Nicolas Sarkozy s'est fait élire Président de la République en annonçant qu'il disait avant l'élection tout ce qu'il ferait après. Son programme en bandoulière, il a donc été élu. Il a maintenant beaucoup à faire, et ses ministres doivent enchaîner les réformes. Mais la quantité ne doit pas les pousser à bâcler chacune d'entre elle, et à ne les accomplir à moitié. Les mois passent, et chaque texte de loi semble comporter sa part de renonciation. Ce n'est pourtant pas cela qui contentera les opposants politiques du gouvernement, ni ce qui favorisera la popularité. Personne ne l'ignorait, mettre en œuvre un tel programme garantissait l'impopularité, même si le gouvernement avait toute la légitimité pour le faire. Or accomplir ces réformes à moitié ne protège nullement de l'impopularité, au contraire, cela la renforce dans la mesure où cela provoque une déception chez ceux qui ont voulu leur pleine application effective, et surtout, l'intérêt général souffre de ne voir appliqué que des mesures affaiblies lorsque la France aurait besoin de changements plus profonds.

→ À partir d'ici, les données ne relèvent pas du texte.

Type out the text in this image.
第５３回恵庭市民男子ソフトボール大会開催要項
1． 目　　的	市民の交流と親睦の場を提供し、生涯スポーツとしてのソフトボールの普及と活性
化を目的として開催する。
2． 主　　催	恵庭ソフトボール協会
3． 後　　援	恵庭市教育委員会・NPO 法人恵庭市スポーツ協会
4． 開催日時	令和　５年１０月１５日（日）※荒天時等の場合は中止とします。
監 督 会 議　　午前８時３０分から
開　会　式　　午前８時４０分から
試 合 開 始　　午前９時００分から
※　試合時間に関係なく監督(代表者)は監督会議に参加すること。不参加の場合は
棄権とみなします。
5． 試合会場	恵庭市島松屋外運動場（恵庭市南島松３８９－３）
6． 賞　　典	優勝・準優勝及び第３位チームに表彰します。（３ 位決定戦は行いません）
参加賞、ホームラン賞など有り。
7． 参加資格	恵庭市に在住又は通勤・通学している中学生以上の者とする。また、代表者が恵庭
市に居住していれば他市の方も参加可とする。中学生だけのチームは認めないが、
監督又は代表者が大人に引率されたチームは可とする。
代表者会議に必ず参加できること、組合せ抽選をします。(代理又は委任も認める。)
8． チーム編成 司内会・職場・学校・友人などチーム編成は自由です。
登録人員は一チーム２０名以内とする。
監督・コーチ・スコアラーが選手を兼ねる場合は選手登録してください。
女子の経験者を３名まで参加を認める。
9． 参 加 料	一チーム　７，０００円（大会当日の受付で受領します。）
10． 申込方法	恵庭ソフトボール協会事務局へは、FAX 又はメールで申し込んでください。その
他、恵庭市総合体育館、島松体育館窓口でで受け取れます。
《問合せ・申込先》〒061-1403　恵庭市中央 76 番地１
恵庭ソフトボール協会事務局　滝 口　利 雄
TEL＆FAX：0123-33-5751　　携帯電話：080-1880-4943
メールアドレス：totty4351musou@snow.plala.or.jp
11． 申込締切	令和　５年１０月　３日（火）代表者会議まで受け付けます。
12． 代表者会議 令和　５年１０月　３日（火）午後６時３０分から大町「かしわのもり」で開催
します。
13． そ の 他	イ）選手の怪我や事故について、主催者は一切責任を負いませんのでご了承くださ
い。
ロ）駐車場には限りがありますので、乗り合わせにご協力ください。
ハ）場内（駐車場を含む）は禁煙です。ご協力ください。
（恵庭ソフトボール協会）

C'est par exemple ce qu'il s'est passé lors de la réforme des universités menées à l'été 2007 par Valérie Pécresse. Elle n'a fait que proposer des mesures timides d'orientation des étudiants, sans jamais se poser la question de la sélection des étudiants au premier cycle, ou d'assumer le fait de privilégier des universités par rapport à d'autres, faisant ainsi persister le mythe selon les diplômes de toutes les universités se valent. Même avec les changements tièdes qui ont été apportés (tels que le renforcement des compétences des présidents d'université), des étudiants ont trouvé le moyen de créer de l'agitation, bloquant les facultés pour une énième fois (la fois précédente étant lors de l'élection de Nicolas Sarkozy, avant même la mise en place du gouvernement). A ce niveau là, réduire vraiment la taille des conseils d'administration des universités n'aurait pas favorisé une plus grande protestation, et aurait vraiment bénéficié aux universités.

Autre exemple : le service minimum. Bien que nécessaire depuis longtemps, il a été fait de façon assez faible. Il ne consiste qu'en la déclaration à l'avance des grévistes, et le vote à bulletin secret sur la poursuite de la grève au bout de huit jours. Et ce, uniquement dans les transports en commun. Pourtant, l'ensemble des services publics est géré par l'État car la France ne peut justement pas se permettre de les voir s'interrompre. La conséquence n'en est pas tirée, en réglementant la grève sans se donner d'en limiter véritablement les effets pour la population.

Ces reculs n'interviennent pas uniquement dans le domaine de la politique intérieure. Ainsi, la volonté de Nicolas Sarkozy de faire supprimer de la constitution l'approbation obligatoire par référendum de chaque nouvelle adhésion à l'Union Européenne apparait comme un volte-face facilitant grandement l'arrivée de la Turquie au sein de cette dernière. Pourtant, le candidat Nicolas Sarkozy s'était montré catégorique sur le sujet : pas d'adhésion sur la Turquie, quelles qu'en soient les modalités. Or les discussions relatives à cette adhésion. N'est-ce pas irresponsable de laisser les Turcs espérer lorsque l'on prévoit de leur barrer l'accès à l'Union Européenne au dernier moment ? Il n'y a d'ailleurs aucune certitude sur le fait que Nicolas Sarkozy soit encore au pouvoir à ce moment-là. En fait, toute l'opération se révèle être un renoncement total de la part du Président de la République.

En fin de compte, le sarkozysme devient une nouvelle voie, originale, si on la considère comme étant l'héritière de la volonté de changement affiché par le candidat de l'UMP pendant la campagne présidentielle, plutôt que la gestion à vue menée dans une certaine mesure. Car alors que les reculs s'enchaînent, la majorité perd son temps avec des lubies absurdes telles que la suppression de la publicité à la télévision publique. Il reste certes encore beaucoup de temps pour appliquer le programme présidentiel dans son intégralité, mais il serait utile de le faire au plus vite.